0

How can I insert values from pdf to sql

12th Nov 2017, 5:33 PM
Rahid
4 Réponses
+ 11
That's a very broad question -- the most important problem here is parsing the pdf file. Do you know the format of it? Is it constant? Is it a scan or a text file of some structure? What structure? Having answered all those questions above only then can you move on to putting the values to SQL, which, compared to the text mining task, will be a 🍰
12th Nov 2017, 5:39 PM
Kuba Siekierzyński
Kuba Siekierzyński - avatar
+ 7
Oh, this *matters a lot* what kind of format the file is... Pandas module contains powerful methods for reading txt files. But only if you are sure they are correct and well structured.
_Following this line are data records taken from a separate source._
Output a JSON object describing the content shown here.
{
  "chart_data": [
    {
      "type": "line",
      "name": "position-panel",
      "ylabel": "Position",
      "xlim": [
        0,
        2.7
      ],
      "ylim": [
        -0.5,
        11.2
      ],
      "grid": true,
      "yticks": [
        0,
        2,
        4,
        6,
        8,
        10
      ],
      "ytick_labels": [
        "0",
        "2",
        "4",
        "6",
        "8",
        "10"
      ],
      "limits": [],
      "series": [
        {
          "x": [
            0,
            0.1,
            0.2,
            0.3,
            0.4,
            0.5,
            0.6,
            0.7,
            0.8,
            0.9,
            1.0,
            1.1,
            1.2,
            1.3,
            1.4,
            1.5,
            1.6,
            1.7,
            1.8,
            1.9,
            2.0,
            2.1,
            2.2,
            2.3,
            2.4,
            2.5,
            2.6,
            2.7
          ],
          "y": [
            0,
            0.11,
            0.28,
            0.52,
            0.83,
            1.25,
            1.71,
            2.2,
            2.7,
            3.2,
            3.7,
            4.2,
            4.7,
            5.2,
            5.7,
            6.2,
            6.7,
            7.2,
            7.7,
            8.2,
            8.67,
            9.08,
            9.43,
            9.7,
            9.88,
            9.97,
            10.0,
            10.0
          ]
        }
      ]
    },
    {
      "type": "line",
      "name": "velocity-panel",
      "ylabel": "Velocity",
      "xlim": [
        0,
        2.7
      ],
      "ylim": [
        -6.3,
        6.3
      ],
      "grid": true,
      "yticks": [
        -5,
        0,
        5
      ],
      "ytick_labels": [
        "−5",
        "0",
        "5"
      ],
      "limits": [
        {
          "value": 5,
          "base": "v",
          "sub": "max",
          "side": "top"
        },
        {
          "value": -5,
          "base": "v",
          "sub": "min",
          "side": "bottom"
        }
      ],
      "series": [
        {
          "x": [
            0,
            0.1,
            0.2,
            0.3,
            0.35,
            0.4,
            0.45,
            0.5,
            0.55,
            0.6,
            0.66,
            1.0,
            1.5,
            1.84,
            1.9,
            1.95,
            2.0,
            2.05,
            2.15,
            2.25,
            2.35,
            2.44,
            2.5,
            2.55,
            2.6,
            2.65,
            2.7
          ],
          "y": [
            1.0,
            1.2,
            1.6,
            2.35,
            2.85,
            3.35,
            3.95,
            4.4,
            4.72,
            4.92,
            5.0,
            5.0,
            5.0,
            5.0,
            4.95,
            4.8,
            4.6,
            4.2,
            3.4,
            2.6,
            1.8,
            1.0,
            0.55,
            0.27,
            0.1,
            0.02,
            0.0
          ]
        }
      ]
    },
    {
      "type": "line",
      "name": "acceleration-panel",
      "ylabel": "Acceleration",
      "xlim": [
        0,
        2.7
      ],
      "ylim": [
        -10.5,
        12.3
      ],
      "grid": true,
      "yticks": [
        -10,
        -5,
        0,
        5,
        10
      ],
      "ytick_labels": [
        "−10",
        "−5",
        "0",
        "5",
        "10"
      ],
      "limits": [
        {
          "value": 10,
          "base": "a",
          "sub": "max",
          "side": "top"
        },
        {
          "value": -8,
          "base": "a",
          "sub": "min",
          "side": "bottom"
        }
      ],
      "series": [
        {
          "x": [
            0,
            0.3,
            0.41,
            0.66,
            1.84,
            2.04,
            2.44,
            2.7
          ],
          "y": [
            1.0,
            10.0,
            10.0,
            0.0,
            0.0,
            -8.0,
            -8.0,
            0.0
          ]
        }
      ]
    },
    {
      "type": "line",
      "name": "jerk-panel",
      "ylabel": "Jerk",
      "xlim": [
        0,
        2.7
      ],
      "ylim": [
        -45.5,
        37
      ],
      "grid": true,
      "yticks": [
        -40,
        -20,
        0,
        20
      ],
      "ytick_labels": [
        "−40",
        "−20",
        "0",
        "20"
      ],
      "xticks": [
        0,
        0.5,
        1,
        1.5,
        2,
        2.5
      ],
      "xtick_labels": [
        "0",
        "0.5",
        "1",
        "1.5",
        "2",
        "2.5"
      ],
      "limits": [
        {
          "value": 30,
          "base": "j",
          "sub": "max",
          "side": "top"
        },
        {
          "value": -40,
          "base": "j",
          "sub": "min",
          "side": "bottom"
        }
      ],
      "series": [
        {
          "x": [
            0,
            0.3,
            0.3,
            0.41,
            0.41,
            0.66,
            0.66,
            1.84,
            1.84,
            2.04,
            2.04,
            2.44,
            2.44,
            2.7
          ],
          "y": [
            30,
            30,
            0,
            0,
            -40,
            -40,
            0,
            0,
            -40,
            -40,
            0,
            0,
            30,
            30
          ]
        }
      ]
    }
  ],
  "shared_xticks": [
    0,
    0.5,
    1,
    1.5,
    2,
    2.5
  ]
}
For advanced parsing of PDF files you will need an external module like PDFMiner or PyPDF.
12th Nov 2017, 6:37 PM
Kuba Siekierzyński
Kuba Siekierzyński - avatar
+ 3
If it's a one time task, I usually load the text file to SublimeText, using Search and Replace with regular expressions, turn it into a bunch of insert statements, and run it as a script. If this job must be done repeatedly by the users, I usually write a GUI program.
12th Nov 2017, 6:14 PM
deFault
0
It's a text file not scan. It doesn't matter insert from PDF or *.docx It also can be a *.txt file.
12th Nov 2017, 5:50 PM
Rahid